La noche del 23 de agosto de 1572 fue, tal vez, clara y cálida, como suelen ser en París las noches de verano. El rey Carlos IX y su madre Catalina de Médici -católicos-, preocupados por la creciente influencia de los nobles protestantes, decidieron “cortar por lo sano”. En una palabra, matarlos. A la señal convenida (las campanadas desde la iglesia de Saint- Germain-l’Auxerrois), los rivales fueron expulsados del palacio del Louvre y masacrados en las calles. Nunca sabremos si Carlos y Catalina imaginaron lo que seguiría.
Encendidos por la matanza, los habitantes de París cerraron las puertas de la ciudad y salieron a la caza de protestantes en una carnicería que se extendió durante días. El tema devino en una guerra terrible... Los franceses se mataron entre sí.
La “Masacre de San Bartolomé” es un ejemplo –de tantos que guarda la Historia– de cómo la sinergia entre la ambición de algunos y los prejuicios de muchos puede producir estallidos de intolerancia que terminan en tragedia.
Quienes siempre encuentran en el “otro” la razón de todos los males, están pateando la pelota para afuera, no asumen sus propios fracasos.
¿Cómo entender la intolerancia? La intolerancia es, a la vez, una defensa y un objetivo en sí misma. Surge como una forma de expresar el rechazo al otro, cuyas intolerables diferencias son tomadas como un ataque a las propias ideas, valores y, en última instancia, a la estabilidad emocional. En distinto plano, el otro es culpable de mis sufrimientos y, en la dinámica del chivo expiatorio, permite poner en el afuera las causas del fracaso propio.
Pero, además, es vital que ese otro culpable y diferente siga siéndolo para poder, en el contraste, sostener mi autoestima. Por eso, de modo circular, se lo odia y se lo necesita, en esa trampa que supone definirme a mí mismo no por lo que soy, sino por lo que me diferencia. Este razonamiento binario es heredero del pensamiento infantil, por lo que cuanto más segmentada y regresiva sea una sociedad, mayor será su propensión a la intolerancia. Y en esa situación se encuentra la Argentina.
La intolerancia es una trampa porque a ese “enemigo” que tanto se demoniza, también se lo necesita para reafirmar la autoestima.

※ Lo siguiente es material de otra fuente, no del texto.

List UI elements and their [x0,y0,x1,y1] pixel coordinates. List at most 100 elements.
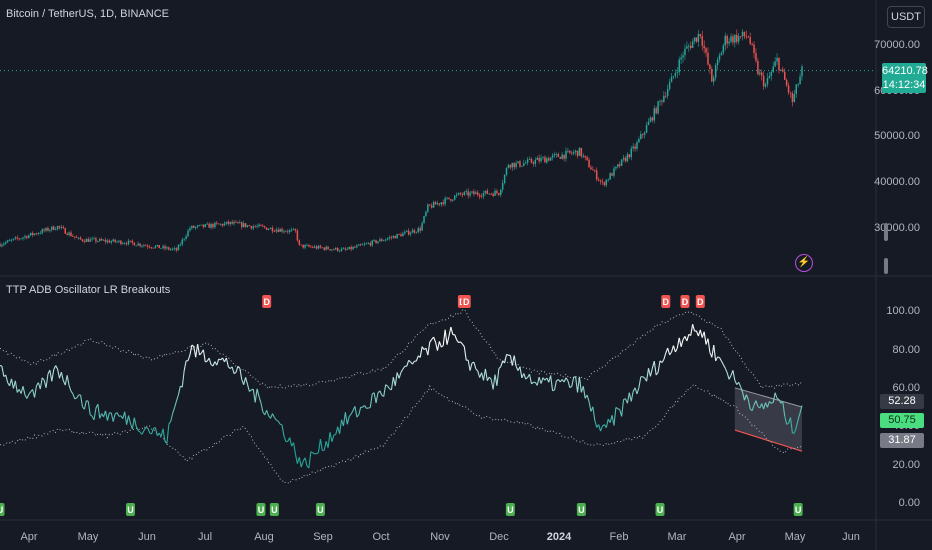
candle-body [434,202,437,205]
oscillator-line [477,370,481,378]
oscillator-line [175,394,179,402]
candle-body [217,223,220,225]
candle-body [56,225,59,230]
oscillator-line [473,361,477,370]
candle-body [400,234,402,237]
oscillator-line [131,417,135,430]
candle-body [505,167,508,175]
candle-body [66,233,68,235]
oscillator-line [319,438,323,451]
oscillator-line [298,457,302,468]
oscillator-line [57,368,61,379]
time-axis-tick: Nov [430,531,450,543]
breakout-up-marker [505,503,515,516]
oscillator-line [312,452,315,455]
candle-body [409,232,412,235]
price-scale-handle[interactable] [884,223,888,241]
oscillator-line [623,398,626,400]
candle-body [436,203,439,205]
oscillator-line [373,392,377,404]
oscillator-line [205,360,208,363]
candle-body [776,57,778,62]
candle-body [461,194,464,195]
oscillator-line [498,366,502,370]
candle-body [177,244,180,251]
oscillator-line [408,359,411,363]
symbol-title[interactable]: Bitcoin / TetherUS, 1D, BINANCE [6,8,170,20]
candle-body [396,234,398,239]
osc-axis-tick: 100.00 [886,305,920,317]
candle-body [198,225,201,226]
oscillator-line [202,349,206,363]
indicator-title[interactable]: TTP ADB Oscillator LR Breakouts [6,284,171,296]
candle-body [783,71,786,80]
candle-body [607,179,609,181]
oscillator-line [151,428,155,435]
candle-body [327,246,329,250]
oscillator-line [304,457,308,467]
oscillator-line [329,432,333,442]
oscillator-line [799,405,803,413]
osc-axis-tick: 80.00 [892,344,920,356]
oscillator-line [283,435,287,442]
candle-body [112,239,114,242]
candle-body [712,77,715,82]
oscillator-line [778,399,782,404]
candle-body [89,239,91,242]
candle-body [394,236,396,239]
candle-body [406,230,408,232]
candle-body [549,157,552,161]
oscillator-line [621,399,625,417]
oscillator-line [540,377,544,384]
oscillator-line [5,374,9,383]
candle-body [244,223,247,227]
candle-body [632,146,634,149]
oscillator-line [717,356,720,359]
oscillator-line [333,433,336,436]
breakout-down-marker-label: D [463,297,470,307]
candle-body [22,237,24,239]
oscillator-line [454,334,458,340]
candle-body [250,225,253,229]
oscillator-line [552,389,555,392]
candle-body [569,150,571,153]
oscillator-line [743,394,747,401]
oscillator-line [649,368,653,377]
oscillator-line [529,374,533,384]
candle-body [288,230,291,232]
lightning-icon[interactable]: ⚡ [795,254,813,272]
candle-body [166,247,168,249]
candle-body [39,233,42,234]
candle-body [661,100,663,102]
candle-body [517,161,519,164]
candle-body [429,204,431,206]
candle-body [331,249,333,251]
candle-body [450,199,452,201]
oscillator-line [429,339,433,343]
oscillator-line [126,415,130,425]
oscillator-line [135,426,139,431]
breakout-up-marker [576,503,586,516]
oscillator-line [576,376,580,393]
oscillator-line [676,337,680,349]
candle-body [356,245,358,248]
oscillator-line [218,358,221,361]
candle-body [91,238,93,240]
currency-button[interactable]: USDT [887,6,925,28]
price-scale-handle[interactable] [884,258,888,274]
candle-body [62,227,65,229]
time-axis-tick: 2024 [546,531,572,543]
oscillator-line [506,353,509,356]
oscillator-line [504,354,508,364]
candle-body [737,36,740,42]
candle-body [313,246,316,248]
breakout-down-marker [461,295,471,308]
candle-body [615,166,617,169]
candle-body [311,246,314,248]
breakout-down-marker [695,295,705,308]
candle-body [219,223,222,225]
candle-body [475,192,477,195]
oscillator-line [116,412,120,417]
candle-body [16,237,19,239]
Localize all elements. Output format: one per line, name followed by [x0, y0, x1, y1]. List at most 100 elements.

Nuestro país sufre desde hace décadas una suerte de movimiento pendular, en el que todos los procesos políticos de turno fueron sistemáticamente abortados y denostados por el gobierno siguiente, impidiéndose de este modo no solo la generación de políticas de Estado, sino la evolución y madurez de las líneas de pensamiento.
En un recurrente ciclo de proclamación inicial y fracaso final, la política reemplazó las ideas por enunciados que no funcionan en un proceso dialéctico, sino como elemento identificatorio (“este es K”, es “M”). El resultado: la fragmentación social, la pérdida de la noción colectiva y una arraigada intolerancia al que no es como yo.
Así nos llegó la pandemia, desnudando no solo nuestros déficits de infraestructura, sino –ante la crisis sanitaria y económica– la reiterada aparición del chivo expiatorio como fórmula excusadora, en la efímera aspiración de que el enemigo común genere unidad. Pueden ser los gobiernos anteriores, los porteños, los chinos...
La culpa la tiene el otro por diferente. Esta dispersión engañosa y deliberada de responsabilidades conduce a la multiplicación de la desconfianza, la segmentación en sectores que se rechazan mutuamente y al aumento creciente de la intolerancia. Esta combinación es mucho más que una grieta. Es, como hace 500 años en París, el fantasma de la violencia social.